In this edition of everything is racist, CNN thinks that fonts are racist. As in typeface. "Karate, Wonton, Chow Fun: The end of 'chop suey' fonts," by Anne Quito was published on April 8. An editor's note at the top insists you know that "This feature is part of CNN Style's new series Hyphenated, which explores the complex issue of identity among minorities in the United States."
The piece in question is 1,777 words.
The piece opens up with:
"Here's a thought experiment: Close your eyes and imagine the font you'd use to depict the word "Chinese.'"
There's a good chance you pictured letters made from the swingy, wedge-shaped strokes you've seen on restaurant signs, menus, take-away boxes and kung-fu movie posters. These "chop suey fonts," as American historian Paul Shaw calls them, have been a typographical shortcut for "Asianness" for decades.
There's more where that came from. The piece is peppered throughout with leading language. For instance:
It's hard not to cringe at the Chinese stereotypes bundled up with each font package -- especially when seen through the lens of today's heightened vigilance toward discrimination and systemic racism. Critics believe that using chop suey typefaces is downright racist, particularly when deployed by non-Asian creators.White politicians, meanwhile, have been using chop suey fonts to stoke xenophobia for over a century. In her book, "This is What Democracy Looked Like: A Visual History of the Printed Ballot," Cooper Union professor Alicia Cheng draws attention to the "chopsticks font," as she calls it, used by San Francisco politician Dr. C. C. O'Donnell on a 1876 ballot, as he vowed to deport all Chinese immigrants if he was elected into office.
The piece also includes historical context and statements from experts and "the many companies" who have been accused of and "criticized for using culturally appropriative fonts in the last two decades." Those referenced and full of repentance include Fresh Direct and Abercrombie & Fitch.
Speaking of historical context, Quito writes "It's worth noting that, in 1930s America, some Chinese immigrants themselves used chop suey fonts on their restaurant signs, menus, and advertisements, as a way to heighten the exotic appeal of their establishments."

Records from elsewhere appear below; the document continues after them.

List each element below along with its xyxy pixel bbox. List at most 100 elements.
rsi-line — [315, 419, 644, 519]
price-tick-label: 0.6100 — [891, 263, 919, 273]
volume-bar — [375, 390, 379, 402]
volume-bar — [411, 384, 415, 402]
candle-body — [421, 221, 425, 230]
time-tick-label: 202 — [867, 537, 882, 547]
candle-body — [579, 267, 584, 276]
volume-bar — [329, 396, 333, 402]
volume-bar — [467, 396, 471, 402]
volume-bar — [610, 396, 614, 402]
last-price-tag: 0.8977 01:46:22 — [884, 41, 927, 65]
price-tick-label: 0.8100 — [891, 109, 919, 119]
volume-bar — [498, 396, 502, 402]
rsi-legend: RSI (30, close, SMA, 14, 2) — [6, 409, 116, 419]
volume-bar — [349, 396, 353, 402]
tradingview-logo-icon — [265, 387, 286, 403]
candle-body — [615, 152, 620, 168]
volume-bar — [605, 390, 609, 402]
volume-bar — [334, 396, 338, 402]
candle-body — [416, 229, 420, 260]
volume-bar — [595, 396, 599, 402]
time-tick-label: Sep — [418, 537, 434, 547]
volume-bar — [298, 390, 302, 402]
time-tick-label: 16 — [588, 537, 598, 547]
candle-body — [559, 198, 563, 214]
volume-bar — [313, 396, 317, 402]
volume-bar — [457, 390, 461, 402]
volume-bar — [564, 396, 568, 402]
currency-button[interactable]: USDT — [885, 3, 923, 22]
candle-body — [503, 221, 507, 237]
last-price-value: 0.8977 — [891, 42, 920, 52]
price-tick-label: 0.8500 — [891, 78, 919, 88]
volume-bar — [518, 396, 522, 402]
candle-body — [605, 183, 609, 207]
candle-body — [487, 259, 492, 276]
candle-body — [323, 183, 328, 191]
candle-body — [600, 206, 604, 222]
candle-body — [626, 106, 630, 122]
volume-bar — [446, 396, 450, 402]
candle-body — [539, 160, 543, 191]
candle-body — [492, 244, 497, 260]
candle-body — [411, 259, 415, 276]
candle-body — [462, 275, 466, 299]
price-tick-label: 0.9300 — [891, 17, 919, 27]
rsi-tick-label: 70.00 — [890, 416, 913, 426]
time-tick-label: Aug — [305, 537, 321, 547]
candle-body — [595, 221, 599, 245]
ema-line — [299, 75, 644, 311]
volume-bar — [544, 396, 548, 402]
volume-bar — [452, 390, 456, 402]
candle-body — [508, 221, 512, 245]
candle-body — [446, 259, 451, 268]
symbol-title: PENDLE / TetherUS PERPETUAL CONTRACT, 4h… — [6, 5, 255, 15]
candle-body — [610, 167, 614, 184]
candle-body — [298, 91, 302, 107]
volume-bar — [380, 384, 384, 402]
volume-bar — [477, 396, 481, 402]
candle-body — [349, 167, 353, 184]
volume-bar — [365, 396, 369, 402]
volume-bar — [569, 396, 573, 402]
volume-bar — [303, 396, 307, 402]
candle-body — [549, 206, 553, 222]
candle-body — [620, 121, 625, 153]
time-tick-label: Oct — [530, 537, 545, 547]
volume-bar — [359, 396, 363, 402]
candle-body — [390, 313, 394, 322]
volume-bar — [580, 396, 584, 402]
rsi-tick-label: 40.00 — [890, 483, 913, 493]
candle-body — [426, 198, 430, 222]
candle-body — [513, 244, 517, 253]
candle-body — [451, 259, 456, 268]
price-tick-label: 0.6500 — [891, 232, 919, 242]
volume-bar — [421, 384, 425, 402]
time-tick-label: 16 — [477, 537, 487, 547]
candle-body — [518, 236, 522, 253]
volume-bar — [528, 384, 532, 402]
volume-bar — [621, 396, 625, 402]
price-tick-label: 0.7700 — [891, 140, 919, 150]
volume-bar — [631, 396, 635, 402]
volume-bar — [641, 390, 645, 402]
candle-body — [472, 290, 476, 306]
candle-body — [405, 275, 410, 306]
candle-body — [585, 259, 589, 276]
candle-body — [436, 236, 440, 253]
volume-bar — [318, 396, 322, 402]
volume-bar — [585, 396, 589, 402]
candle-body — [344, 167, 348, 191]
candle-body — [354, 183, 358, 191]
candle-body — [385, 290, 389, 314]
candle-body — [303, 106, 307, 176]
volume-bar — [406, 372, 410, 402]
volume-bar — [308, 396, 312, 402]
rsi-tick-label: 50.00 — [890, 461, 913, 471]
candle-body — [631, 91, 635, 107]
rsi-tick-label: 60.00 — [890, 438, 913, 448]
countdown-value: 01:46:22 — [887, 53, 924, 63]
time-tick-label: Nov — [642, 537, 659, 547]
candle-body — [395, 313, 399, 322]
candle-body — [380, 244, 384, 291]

An offered take of whether or not the font itself is racist is included in the piece, but buried within the piece:
For Yong Chen, a historian at the University of California, Irvine, it is not the font, per se, that's the issue -- but how it's used. His 2014 book "Chop Suey, USA: The Story of Chinese Food in America," even features the typeface on its cover. "The font issue never came up during discussions of the cover design," Yong said in an email. Problems only arise, he said, when the font is deliberately used to "depict Chinese Americans and Chinese food as the Oriental other."Chris Wu, a scholar of Chinese typography and co-founder of the New York-based design studio Wkshps, echoed Young's tempered view. "I am not offended by those typefaces, rather intrigued by them," he explained in an email. "I am glad to see the discussions and criticism about the ethnic fonts today -- it reflects a much well-informed visual culture and the sensibilities to respect minorities. However, I'd be careful about over simplifying the stories and the sentiment of embracing authenticity."
Other pieces included in the "Hyphenated" section contain "Cultural stories exploring the complex issue of identity among minorities in the United States, beginning with a focus on Asian Americans."